6.     Review and oversee any committee of the Board established to grant equity awards in connection with new hires, off-cycle promotions and other circumstances requiring expedited action (as authorized by Board resolution), including the authority to modify, suspend, or terminate the authority of such committee at any time.

7.     Review and, in accordance with the Company’s Policy for the Recovery of Erroneously Awarded Compensation for Executive Officers, administer the Company’s Policy for the Recovery of Erroneously Awarded Compensation for Executive Officers and, as appropriate, recommend changes to the Board..

8.     Review and approve proposed compensation arrangements for any person hired to serve as an Executive Officer and review and approve any employment agreements and severance arrangements for such persons, including change-in-control provisions, plans or agreements, as well as any special or supplemental compensation and benefits for the Executive Officers and individuals who formerly served as Executive Officers, including supplemental retirement benefits and the perquisites provided to them during and after employment.

9.     Review and discuss with management the Compensation Discussion and Analysis and other disclosure relating to Executive Officer and director compensation required by the rules of the SEC to be included in the Company’s annual proxy statement or annual report on Form 10-K, as applicable.
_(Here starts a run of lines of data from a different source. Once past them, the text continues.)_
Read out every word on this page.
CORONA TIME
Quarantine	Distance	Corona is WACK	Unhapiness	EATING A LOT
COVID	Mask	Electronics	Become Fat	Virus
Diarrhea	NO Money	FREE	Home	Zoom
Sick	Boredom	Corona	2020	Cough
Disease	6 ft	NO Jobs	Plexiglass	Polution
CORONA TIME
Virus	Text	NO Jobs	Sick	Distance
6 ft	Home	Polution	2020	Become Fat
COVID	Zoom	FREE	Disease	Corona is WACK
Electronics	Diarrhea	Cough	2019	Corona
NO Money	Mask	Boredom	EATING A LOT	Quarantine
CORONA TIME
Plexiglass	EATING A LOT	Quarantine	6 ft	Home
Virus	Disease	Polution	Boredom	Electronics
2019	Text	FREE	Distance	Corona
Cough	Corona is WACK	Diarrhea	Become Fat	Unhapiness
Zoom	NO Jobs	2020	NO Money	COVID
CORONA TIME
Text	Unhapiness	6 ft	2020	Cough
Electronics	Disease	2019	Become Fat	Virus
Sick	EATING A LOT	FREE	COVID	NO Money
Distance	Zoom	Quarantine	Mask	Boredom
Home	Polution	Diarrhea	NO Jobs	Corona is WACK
Based on such review and discussion, recommend to the Board the inclusion of the Compensation Discussion and Analysis in the Company’s annual proxy statement or annual report on Form 10-K, as applicable.

10.  Prepare the annual Compensation Committee Report as required by the rules of the SEC to be included in the Company’s annual proxy statement.

11.  (i) Assist the Board in reviewing the results of any stockholder advisory votes, or responding to other stockholder communications, that relate to the compensation of the Executive Officers who are named in the Company’s annual proxy statement; (ii) consider such results in the context of making decisions about the Company’s executive compensation programs; and (iii) review and recommend to the Board for approval the frequency with which the Company will conduct stockholder advisory votes.

12.  Periodically assess the Company’s risk relating to its compensation policies and practices and report its assessment to the Board.

13.  Review this charter annually and recommend any changes to the Board for approval.

14.  Perform such other activities and functions related to executive compensation as may be assigned from time to time by the Board.

The Committee may perform such other functions as are consistent with its purpose, responsibilities and applicable laws, rules and regulations and as the Board may request or as the Committee deems necessary or appropriate consistent with its purpose and responsibilities.

MEETINGS

The Committee will meet as often as may be deemed necessary or appropriate in its judgment of the Committee chair (considering any recommendations from the Committee), but not less frequently than four times per year, either in person, telephonically or virtually, and at such times and places as the Committee determines. The Committee may also act by unanimous written consent in lieu of a meeting in accordance with the Company’s Bylaws. The Committee may request any director, officer or employee of the Company or the Company’s outside counsel to attend a meeting of the Committee or to meet with any members of, or consultants to, the Committee. The Committee will report on its activities to the Board regularly.

DELEGATION

The Committee may, in its discretion, form and delegate authority to subcommittees, including a single member, when appropriate and consistent with applicable law and Nasdaq Rules. Any actions taken by a subcommittee will be reported to the full Committee at its next meeting.

To the extent permitted by applicable law, the Committee may also delegate to one or more Executive Officers the authority, within guidelines established by the Committee, to approve equity compensation awards under established equity compensation plans of the Company to employees other than to Executive Officers. The Committee may also delegate any non-discretionary administrative authority under Company compensation and benefit plans consistent with any limitations specified in the applicable plans.